Fermentation vs. Cellular Respiration

• Fermentation, anaerobic respiration, and aerobic respiration are alternative ATP-producing pathways.

• All three use glycolysis to oxidize sugars to pyruvate, producing 2 ATP by substrate-level phosphorylation.

• NAD+ is the oxidizing agent.

• The key difference is how NADH is oxidized back to NAD+.

  • In fermentation, the final electron acceptor is an organic molecule.

  • In cellular respiration, electrons from NADH go to an electron transport chain to a final electron acceptor.

  • In aerobic respiration, oxygen is the final electron acceptor; in anaerobic respiration, it's another molecule less electronegative than oxygen.

• Electron transport regenerates NAD+ and drives oxidative phosphorylation.

• Respiration yields much more ATP than fermentation.

• Aerobic respiration yields up to 16 times as much ATP per glucose molecule as fermentation (32 vs. 2).

Organisms and Pathways

• Obligate anaerobes use only fermentation or anaerobic respiration and cannot survive in oxygen.

• Vertebrate brain cells can only use aerobic oxidation of pyruvate.

• Yeast and many bacteria are facultative anaerobes, using either fermentation or respiration.

• Human muscle cells can behave as facultative anaerobes.

• Pyruvate is a fork in the metabolic road.

  • Under aerobic conditions, pyruvate is converted to acetyl CoA and enters the citric acid cycle.

  • Under anaerobic conditions, lactic acid fermentation occurs, and pyruvate serves as an electron acceptor.

• Facultative anaerobes consume sugar faster when fermenting to produce the same amount of ATP.

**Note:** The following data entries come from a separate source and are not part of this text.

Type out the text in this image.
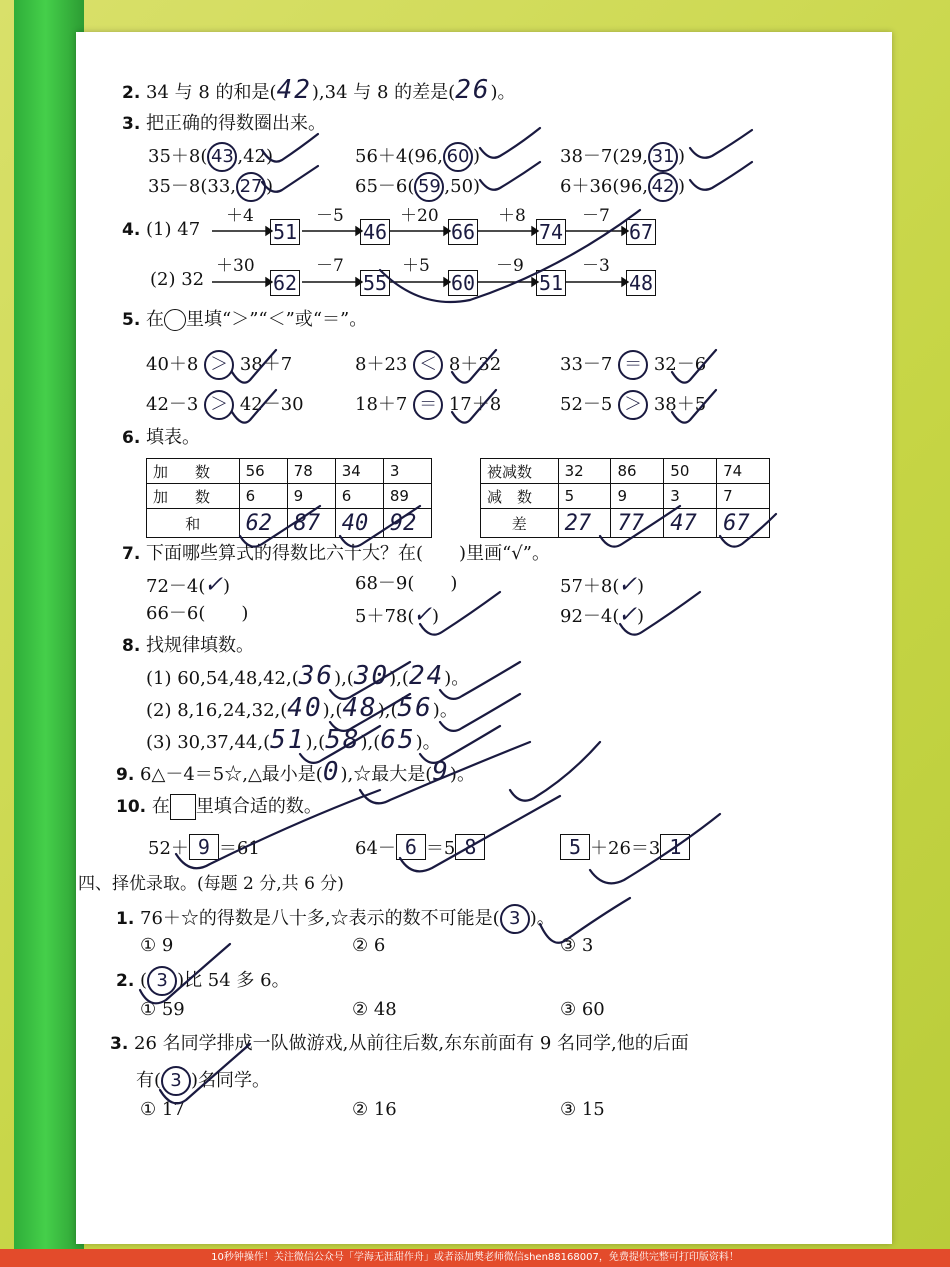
2. 34 与 8 的和是(42),34 与 8 的差是(26)。
3. 把正确的得数圈出来。
35＋8( 43 ,42)	56＋4(96, 60 )	38－7(29, 31 )
35－8(33, 27 )	65－6( 59 ,50)	6＋36(96, 42 )
4. (1) 47
(2) 32
＋4	－5	＋20	＋8	－7
51	46	66	74	67
＋30	－7	＋5	－9	－3
62	55	60	51	48
5. 在 里填“＞”“＜”或“＝”。
40＋8 ＞ 38＋7	8＋23 ＜ 8＋32	33－7 ＝ 32－6
42－3 ＞ 42－30	18＋7 ＝ 17＋8	52－5 ＞ 38＋5
6. 填表。
加　数	56	78	34	3
加　数	6	9	6	89
和	62	87	40	92
被减数	32	86	50	74
减　数	5	9	3	7
差	27	77	47	67
7. 下面哪些算式的得数比六十大？在(　　)里画“√”。
72－4(✓)	68－9(　　 )	57＋8(✓)
66－6(　　 )	5＋78(✓)	92－4(✓)
8. 找规律填数。
(1) 60,54,48,42,(36),(30),(24)。
(2) 8,16,24,32,(40),(48),(56)。
(3) 30,37,44,(51),(58),(65)。
9. 6△－4＝5☆,△最小是(0),☆最大是(9)。
10. 在 里填合适的数。
52＋ 9 ＝61	64－ 6 ＝5 8	5 ＋26＝3 1
四、择优录取。(每题 2 分,共 6 分)
1. 76＋☆的得数是八十多,☆表示的数不可能是( 3 )。
① 9	② 6	③ 3
2. ( 3 )比 54 多 6。
① 59	② 48	③ 60
3. 26 名同学排成一队做游戏,从前往后数,东东前面有 9 名同学,他的后面
有( 3 )名同学。
① 17	② 16	③ 15
10秒钟操作！关注微信公众号「学海无涯甜作舟」或者添加樊老师微信shen88168007，免费提供完整可打印版资料！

Evolutionary Basis of Glycolysis

• Ancient prokaryotes likely used glycolysis before oxygen was present.

• The oldest bacterial fossils (3.5 billion years old) predate appreciable oxygen accumulation (2.7 billion years ago).

• Cyanobacteria produced oxygen via photosynthesis.

• The first prokaryotes may have generated ATP exclusively from glycolysis.

• Glycolysis is a ubiquitous pathway in the cytosol, suggesting that it evolved very early.

Metabolic Pathways

• Glycolysis and the citric acid cycle connect to catabolic and anabolic pathways.

• Glycolysis accepts various carbohydrates.

• Polysaccharides are hydrolyzed to glucose monomers.

• Disaccharides provide glucose and other monosaccharides.

• Proteins and fats also enter respiratory pathways.

• Proteins are digested to amino acids.

• Amino acids are deaminated, and their carbon skeletons are modified to intermediates of glycolysis and the citric acid cycle.

• Fats are digested to glycerol and fatty acids.

• Glycerol is converted to glyceraldehyde-3-phosphate.

• Fatty acids are split into two-carbon fragments via beta oxidation, entering the citric acid cycle as acetyl CoA.

• NADH and FADH2 are also generated during beta oxidation, leading to further ATP production.

• A gram of fat generates twice as much ATP as a gram of carbohydrate.

Anabolic Pathways

• Food provides carbon skeletons for molecule synthesis.

• Organic monomers are used directly.

• Intermediaries in glycolysis and the citric acid cycle serve as precursors.

• Human cells synthesize about half the 20 amino acids.

• Glucose is synthesized from pyruvate; fatty acids are synthesized from acetyl CoA.

• Anabolic pathways consume ATP.

• Glycolysis and the citric acid cycle are metabolic interchanges.

• Excess carbohydrates and proteins are converted to fats.

Feedback Mechanisms

• Supply and demand regulate metabolism.

• Excess amino acids inhibit diversion from the citric acid cycle to synthesis pathways.

• The end product inhibits an early enzyme, preventing diversion of key intermediates.

• Catabolism speeds up when ATP levels drop.

• Respiration slows down with plenty of ATP.

• Control of catabolism regulates enzymes at strategic points.

• Phosphofructokinase is the pacemaker of respiration, catalyzing an irreversible step.

• Phosphofructokinase is allosterically inhibited by ATP and stimulated by AMP.

• Citrate inhibits phosphofructokinase, synchronizing glycolysis and the citric acid cycle.

• Glycolysis speeds up when citric acid cycle intermediates are diverted.

• Metabolic balance is augmented by controlling other key enzymes.

• Cells are thrifty, expedient, and responsive in metabolism.

• Cellular respiration is central to energy flow and chemical cycling in ecosystems.

• Cellular respiration releases energy stored in food by photosynthesis.